More important than the money is the support you get from the company, and not just your boss, but also especially your team. My team supports me and that helps me a lot. I’m out of the office four days every 6 to 8 weeks, and someone has to pick up the emails when I’m gone. 

I do believe strongly that OneMBA will help me further my career. It helps me to understand business as a whole, move forward, and develop on a functional level. And from a personal perspective, it had been a while since I’d been in university and had been learning new things, and I’m a big supporter of life long learning. In OneMBA you really develop yourself, get in touch with different points of view, perspectives, new frameworks and theory that can only broaden your horizon. It gives me a new outlook on life. 

Do women contribute something different than men within the OneMBA? 
What is most important, and what I really like about the OneMBA at RSM is that it is really a diverse group of people. It’s not men versus women, or engineers versus humanitarians…everyone has a different, and valuable, point of view. This diversity is really unique and adding an extra dimension. 

With your very busy schedule, how do you manage the cross-continental projects that you are doing with an international team? 
What we do in the team I work in is to have regular phone calls, scheduled at a time when everyone can do it. And within the whole global group, there is a high level of support – everyone understands that sometimes people are busy, sometimes certain people are busier than others, and those are things you manage within the group as long as everyone is upfront about it. It does take a lot of discipline – and carrying around a lot of books when I’m travelling – but there is so much you get in return. 

How have you enjoyed the Global Residencies so far? 
They have been great. Both residencies have been on familiar turf for me – in the U.S. and Turkey - so I’m really looking forward to going to Latin America, China and India. Those are regions I’ve never worked in. 

But even in Turkey…it was such an eye-opener to meet with businesses in Istanbul and see how successful they are, not only in their own country but worldwide; you come with a certain perspective on Turkey, and in the EU this view can be so politicised. Learning more about the Turkish banking system, learning about very successful international companies – that’s nothing you read about in papers, and you realise you get a very one-sided view of a country from the media. Then all of a sudden you discover this whole economy and the people behind it, and you get a completely different perspective on the country. That’s one of the key things in OneMBA for me – looking at diversity, getting that different viewpoint. 
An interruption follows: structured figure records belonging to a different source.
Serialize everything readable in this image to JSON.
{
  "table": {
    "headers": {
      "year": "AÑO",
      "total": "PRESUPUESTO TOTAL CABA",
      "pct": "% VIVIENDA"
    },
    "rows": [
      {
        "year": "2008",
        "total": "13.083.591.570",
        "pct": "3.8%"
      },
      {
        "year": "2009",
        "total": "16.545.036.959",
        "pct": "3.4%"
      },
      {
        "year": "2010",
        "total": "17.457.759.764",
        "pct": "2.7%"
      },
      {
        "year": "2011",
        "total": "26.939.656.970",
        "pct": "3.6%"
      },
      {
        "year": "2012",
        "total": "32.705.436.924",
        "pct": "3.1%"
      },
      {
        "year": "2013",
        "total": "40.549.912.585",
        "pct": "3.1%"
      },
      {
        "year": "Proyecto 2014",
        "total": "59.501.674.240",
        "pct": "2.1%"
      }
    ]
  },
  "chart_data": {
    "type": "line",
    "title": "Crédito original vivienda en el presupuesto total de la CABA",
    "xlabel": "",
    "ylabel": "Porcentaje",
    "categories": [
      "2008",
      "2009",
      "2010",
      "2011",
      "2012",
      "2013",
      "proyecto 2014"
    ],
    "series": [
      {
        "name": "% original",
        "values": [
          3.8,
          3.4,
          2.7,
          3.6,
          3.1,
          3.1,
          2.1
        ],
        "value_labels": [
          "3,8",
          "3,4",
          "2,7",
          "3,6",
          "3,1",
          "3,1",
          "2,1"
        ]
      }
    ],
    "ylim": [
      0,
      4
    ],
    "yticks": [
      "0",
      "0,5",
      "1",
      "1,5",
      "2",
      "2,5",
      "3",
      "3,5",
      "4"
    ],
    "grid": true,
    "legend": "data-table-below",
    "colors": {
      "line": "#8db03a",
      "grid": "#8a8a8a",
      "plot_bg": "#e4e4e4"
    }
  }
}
RSM’s values (in education) include: Sustainability, Innovation, and Critical Thinking. Have you found these values expressed through the OneMBA? (You can just choose one of the three if you like!). 
Yes, especially if you’re talking about sustainability and innovation. From my perspective, the focus on emerging markets and working for the bottom of the pyramid is really important. 

It’s fascinating to see what companies are doing for the BOP, and how they manage to be successful not only from a business point of view, but from a CSR point of view. It does make you look at your own work, and ask yourself – what am I doing in terms of CSR? Is this something I should be paying more attention to? 

What has been the best part of OneMBA for you so far? And after OneMBA, what does the future hold? 
I have to say that, besides the excellent classes, it’s the people. This is an amazing group of people! Not just the whole global group, but especially the group in Rotterdam which is so diverse. People are flying in from the Middle East, from Russia, from all over – often when I arrive in Rotterdam I’m really tired because I’ve been studying hard, but when I see these people I feel energised and great! We are a group of 30 to 40 peers, and we’ve come to learn and to change our lives, and everyone is open about discussing their lives. 

That’s the best thing – I have a group of peers I can call and ask for advice and help, or just have a chat with. This is also part of the ‘widening horizons’ of OneMBA.